Il y a trente ans était assassiné Abdenbi
Alors que le soleil commence à décliner en ce samedi 23 octobre 1982, la cité blanche se plonge peu à peu dans l’obscurité.
Comme souvent les jours de week-end, les enfants s’attardent dehors un peu plus longuement que d’ordinaire gambadant le long des allées, bouclant leur rallye au volant des vielles carcasses de voiture abandonnées sur le parking ou mettant un point d’honneur à ponctuer une partie de football acharnée sur l’un des nombreux terrains vagues qui jouxtent la cité, quand retentissent plusieurs coups de fusils. Une des balles, tirée d’un pavillon voisin (68, rue A. Doucet), atteint en plein ventre Abdenbi GUEMIAH (qu’il repose en paix), jeune étudiant âgé de 19 ans.
Alors qu’il rentrait de la mosquée, Abdenbi s’écroule par terre, à quelques pas des fenêtres du logement de ses parents. Evacué d’abord vers l’hôpital de Nanterre, puis vers La Pitié à Paris, Abdenbi succombe 13 jours plus tard.
Lycéen en terminale G au lycée Joliot-Curie, Abdenbi est né à Nanterre. Entreprenant et dévoué, il joue très souvent le rôle de conciliateur au sein de son établissement dont le corps enseignant appréciait sa personnalité très attachante. Outre sa passion pour la musique et la poésie (dont il animait un club de poètes), il avait l’ambition de s’inscrire à l’Institut des Hautes Etudes Cinématographiques pour devenir réalisateur de cinéma.
Ouvert sur les autres et doté d’un esprit de tolérance sans limite, il avait ce don singulier de savoir écouter ses amis, ses voisins, les adultes comme les plus jeunes générations. Passionné par les relations humaines et soucieux de l’avenir des gamins, il ne comptait ni son temps, ni son énergie pour leur prodiguer conseils et recommandations.

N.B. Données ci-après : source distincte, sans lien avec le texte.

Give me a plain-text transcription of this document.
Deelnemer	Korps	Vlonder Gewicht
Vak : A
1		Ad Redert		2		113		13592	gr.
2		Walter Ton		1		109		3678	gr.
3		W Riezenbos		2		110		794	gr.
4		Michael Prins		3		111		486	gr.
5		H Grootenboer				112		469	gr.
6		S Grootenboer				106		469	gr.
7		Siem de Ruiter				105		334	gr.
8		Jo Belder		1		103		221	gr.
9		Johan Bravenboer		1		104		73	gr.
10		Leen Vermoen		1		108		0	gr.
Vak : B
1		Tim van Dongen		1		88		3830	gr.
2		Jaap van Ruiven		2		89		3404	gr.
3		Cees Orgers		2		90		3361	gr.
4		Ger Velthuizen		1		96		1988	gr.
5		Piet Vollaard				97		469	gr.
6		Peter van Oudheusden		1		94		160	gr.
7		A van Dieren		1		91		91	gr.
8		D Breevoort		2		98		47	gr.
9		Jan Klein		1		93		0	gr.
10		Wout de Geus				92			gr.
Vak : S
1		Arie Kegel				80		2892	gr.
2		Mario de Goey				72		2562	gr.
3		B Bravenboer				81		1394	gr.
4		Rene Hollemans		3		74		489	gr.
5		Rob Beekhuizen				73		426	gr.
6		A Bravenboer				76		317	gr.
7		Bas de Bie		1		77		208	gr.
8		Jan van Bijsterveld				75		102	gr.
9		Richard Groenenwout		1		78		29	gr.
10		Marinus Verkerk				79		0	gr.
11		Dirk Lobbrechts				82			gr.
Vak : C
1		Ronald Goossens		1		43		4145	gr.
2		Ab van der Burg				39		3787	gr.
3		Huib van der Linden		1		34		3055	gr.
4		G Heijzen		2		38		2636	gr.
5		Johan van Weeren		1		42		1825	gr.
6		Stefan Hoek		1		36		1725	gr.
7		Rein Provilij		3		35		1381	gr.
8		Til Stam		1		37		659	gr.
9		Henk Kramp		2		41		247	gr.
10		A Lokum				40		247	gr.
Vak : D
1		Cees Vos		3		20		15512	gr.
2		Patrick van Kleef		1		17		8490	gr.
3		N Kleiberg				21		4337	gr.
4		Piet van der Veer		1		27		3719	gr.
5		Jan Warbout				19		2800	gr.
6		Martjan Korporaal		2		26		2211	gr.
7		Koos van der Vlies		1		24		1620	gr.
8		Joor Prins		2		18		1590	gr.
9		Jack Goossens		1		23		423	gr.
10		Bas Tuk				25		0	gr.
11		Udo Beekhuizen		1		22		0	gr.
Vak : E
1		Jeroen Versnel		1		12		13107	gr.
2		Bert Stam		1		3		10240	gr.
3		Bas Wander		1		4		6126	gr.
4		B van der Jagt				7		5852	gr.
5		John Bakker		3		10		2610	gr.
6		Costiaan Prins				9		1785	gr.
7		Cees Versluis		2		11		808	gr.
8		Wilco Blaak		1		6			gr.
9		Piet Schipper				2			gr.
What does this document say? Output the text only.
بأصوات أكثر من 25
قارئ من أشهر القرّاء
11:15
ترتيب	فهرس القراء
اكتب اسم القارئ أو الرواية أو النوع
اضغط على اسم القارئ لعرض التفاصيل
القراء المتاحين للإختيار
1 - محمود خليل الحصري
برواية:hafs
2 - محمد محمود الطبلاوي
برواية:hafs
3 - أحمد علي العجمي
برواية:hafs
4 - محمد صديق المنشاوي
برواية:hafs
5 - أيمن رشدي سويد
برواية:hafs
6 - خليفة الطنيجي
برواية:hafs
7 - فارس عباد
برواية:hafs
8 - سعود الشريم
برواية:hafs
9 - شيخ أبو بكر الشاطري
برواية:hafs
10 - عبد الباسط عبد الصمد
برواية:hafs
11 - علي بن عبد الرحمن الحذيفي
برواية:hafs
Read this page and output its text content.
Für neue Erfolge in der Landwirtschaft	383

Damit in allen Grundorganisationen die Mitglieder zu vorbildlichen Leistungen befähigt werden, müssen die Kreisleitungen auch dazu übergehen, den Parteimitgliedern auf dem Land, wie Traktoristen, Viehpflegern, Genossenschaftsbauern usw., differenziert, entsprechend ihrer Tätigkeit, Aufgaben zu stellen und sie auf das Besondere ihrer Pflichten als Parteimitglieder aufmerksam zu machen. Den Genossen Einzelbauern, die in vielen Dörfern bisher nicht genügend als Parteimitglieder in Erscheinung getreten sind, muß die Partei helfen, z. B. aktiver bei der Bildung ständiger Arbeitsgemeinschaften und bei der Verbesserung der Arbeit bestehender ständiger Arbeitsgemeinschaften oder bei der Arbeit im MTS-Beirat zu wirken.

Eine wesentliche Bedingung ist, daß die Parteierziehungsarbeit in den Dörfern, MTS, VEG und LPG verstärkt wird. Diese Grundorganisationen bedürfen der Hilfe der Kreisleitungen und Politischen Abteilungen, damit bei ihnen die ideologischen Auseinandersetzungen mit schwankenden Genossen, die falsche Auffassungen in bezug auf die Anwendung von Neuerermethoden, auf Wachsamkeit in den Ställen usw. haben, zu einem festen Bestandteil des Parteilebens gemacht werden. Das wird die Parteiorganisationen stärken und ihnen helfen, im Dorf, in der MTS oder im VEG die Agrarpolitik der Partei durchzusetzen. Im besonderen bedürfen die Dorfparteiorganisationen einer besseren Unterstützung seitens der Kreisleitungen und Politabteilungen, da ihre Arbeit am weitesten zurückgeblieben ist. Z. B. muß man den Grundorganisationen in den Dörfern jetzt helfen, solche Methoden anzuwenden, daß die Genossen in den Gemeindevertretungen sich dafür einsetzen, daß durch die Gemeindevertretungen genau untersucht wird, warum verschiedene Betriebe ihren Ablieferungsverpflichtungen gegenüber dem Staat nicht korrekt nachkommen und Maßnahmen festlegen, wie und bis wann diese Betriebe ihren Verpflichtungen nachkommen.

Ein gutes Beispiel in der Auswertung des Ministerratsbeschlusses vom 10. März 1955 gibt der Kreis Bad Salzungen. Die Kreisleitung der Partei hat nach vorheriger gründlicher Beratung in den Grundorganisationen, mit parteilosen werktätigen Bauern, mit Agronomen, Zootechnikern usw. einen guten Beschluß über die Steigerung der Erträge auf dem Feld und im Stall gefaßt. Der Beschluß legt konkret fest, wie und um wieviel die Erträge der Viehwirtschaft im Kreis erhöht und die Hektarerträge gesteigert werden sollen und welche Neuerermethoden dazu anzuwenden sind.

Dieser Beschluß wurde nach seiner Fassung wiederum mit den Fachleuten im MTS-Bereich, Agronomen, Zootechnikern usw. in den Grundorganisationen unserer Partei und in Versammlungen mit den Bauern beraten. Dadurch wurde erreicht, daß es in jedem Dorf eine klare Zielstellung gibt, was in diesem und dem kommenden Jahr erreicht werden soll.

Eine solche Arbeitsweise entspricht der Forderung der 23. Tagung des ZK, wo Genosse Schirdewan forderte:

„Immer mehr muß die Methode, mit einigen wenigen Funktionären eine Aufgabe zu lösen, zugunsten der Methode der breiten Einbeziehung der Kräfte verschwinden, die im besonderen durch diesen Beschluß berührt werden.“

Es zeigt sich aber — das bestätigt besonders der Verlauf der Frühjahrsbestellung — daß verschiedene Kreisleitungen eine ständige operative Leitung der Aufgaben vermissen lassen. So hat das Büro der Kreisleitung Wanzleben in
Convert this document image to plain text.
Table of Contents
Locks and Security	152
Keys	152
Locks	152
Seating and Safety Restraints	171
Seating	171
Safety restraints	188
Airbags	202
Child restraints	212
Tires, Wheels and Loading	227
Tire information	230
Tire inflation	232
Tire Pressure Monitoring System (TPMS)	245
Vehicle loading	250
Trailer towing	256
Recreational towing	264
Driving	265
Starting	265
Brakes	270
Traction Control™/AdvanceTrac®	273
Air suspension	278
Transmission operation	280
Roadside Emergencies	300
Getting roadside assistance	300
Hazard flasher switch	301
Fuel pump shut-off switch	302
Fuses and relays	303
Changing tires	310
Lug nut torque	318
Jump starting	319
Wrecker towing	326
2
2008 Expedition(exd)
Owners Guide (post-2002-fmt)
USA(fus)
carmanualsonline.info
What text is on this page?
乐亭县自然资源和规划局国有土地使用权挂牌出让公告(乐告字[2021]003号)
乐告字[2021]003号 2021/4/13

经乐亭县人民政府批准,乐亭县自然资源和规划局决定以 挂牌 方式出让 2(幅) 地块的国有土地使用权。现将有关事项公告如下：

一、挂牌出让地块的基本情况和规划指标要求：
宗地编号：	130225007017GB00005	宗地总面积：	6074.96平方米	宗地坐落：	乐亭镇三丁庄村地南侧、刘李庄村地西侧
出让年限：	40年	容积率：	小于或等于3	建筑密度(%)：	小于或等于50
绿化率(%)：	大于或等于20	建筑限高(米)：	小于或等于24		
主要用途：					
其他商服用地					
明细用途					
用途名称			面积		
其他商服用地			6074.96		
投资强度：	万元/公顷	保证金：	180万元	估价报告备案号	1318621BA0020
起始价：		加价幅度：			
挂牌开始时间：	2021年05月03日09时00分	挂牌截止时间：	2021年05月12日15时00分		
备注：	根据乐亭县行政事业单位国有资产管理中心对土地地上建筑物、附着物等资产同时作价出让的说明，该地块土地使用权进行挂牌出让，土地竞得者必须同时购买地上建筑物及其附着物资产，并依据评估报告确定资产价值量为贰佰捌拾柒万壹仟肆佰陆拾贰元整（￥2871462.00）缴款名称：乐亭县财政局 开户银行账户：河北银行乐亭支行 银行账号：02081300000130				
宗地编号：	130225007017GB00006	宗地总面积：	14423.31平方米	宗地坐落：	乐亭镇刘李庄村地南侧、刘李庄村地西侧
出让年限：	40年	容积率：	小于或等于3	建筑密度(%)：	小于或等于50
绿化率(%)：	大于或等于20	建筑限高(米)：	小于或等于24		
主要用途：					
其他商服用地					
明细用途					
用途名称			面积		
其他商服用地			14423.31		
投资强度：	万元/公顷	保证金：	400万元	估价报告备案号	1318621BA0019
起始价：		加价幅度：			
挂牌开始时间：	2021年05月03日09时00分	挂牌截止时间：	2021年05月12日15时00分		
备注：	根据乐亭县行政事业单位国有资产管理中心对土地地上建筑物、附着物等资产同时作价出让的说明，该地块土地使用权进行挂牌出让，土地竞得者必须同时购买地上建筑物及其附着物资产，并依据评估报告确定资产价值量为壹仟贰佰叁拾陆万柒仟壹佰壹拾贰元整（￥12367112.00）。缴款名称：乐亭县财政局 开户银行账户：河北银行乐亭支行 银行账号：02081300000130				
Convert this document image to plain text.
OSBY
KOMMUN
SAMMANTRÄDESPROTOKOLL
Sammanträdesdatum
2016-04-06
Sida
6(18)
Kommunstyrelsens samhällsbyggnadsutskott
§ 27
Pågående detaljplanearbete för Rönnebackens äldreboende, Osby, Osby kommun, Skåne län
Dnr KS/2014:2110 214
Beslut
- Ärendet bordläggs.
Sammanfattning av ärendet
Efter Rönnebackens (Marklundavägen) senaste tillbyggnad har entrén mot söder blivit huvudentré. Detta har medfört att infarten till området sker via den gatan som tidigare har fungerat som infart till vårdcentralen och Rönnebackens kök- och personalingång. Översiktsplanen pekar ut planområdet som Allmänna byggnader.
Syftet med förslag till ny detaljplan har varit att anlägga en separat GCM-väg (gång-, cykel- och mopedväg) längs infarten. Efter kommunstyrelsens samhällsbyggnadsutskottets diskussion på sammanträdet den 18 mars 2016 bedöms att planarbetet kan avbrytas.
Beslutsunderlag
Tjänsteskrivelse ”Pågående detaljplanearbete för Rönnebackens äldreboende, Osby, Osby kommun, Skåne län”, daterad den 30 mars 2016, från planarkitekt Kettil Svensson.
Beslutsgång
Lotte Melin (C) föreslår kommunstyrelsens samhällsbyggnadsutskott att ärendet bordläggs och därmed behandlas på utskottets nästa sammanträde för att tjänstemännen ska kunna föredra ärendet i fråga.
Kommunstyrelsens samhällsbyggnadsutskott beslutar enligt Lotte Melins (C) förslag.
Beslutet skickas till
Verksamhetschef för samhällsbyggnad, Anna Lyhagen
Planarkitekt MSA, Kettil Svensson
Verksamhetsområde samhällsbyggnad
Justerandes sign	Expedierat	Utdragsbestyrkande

Alors que l’échec scolaire faisait des ravages dans les rangs de plusieurs familles de la cité, Abdenbi mettait tout en œuvre pour inscrire au cœur de la mission de « l’association Gutenberg » la réussite éducative et scolaire. Association dont il fut l’un des membres fondateurs et en fut son trésorier. Sans doute que les plus jeunes d’entre nous se souviennent encore des animations de loisirs dont ils ont bénéficiées.
Profondément croyant et charitable, il s’intéressait aux questions d’ordre philosophiques et cultuelles, particulièrement celles traitant des relations inter-religieuses. Sa foi en Dieu constituait l’essence de sa force et de sa sagesse. Gisant au sol et se rendant compte qu’il allait mourir, il chargea un de ses proches, resté à ses côtés en attendant l’intervention des premiers secours, d’aller demander le pardon à tous ceux à qui il avait pu faire du mal.
En tendant la main une dernière fois vers les autres, Abdenbi confirmait qu’il était ce trait d’union qui nous manque tant aujourd’hui.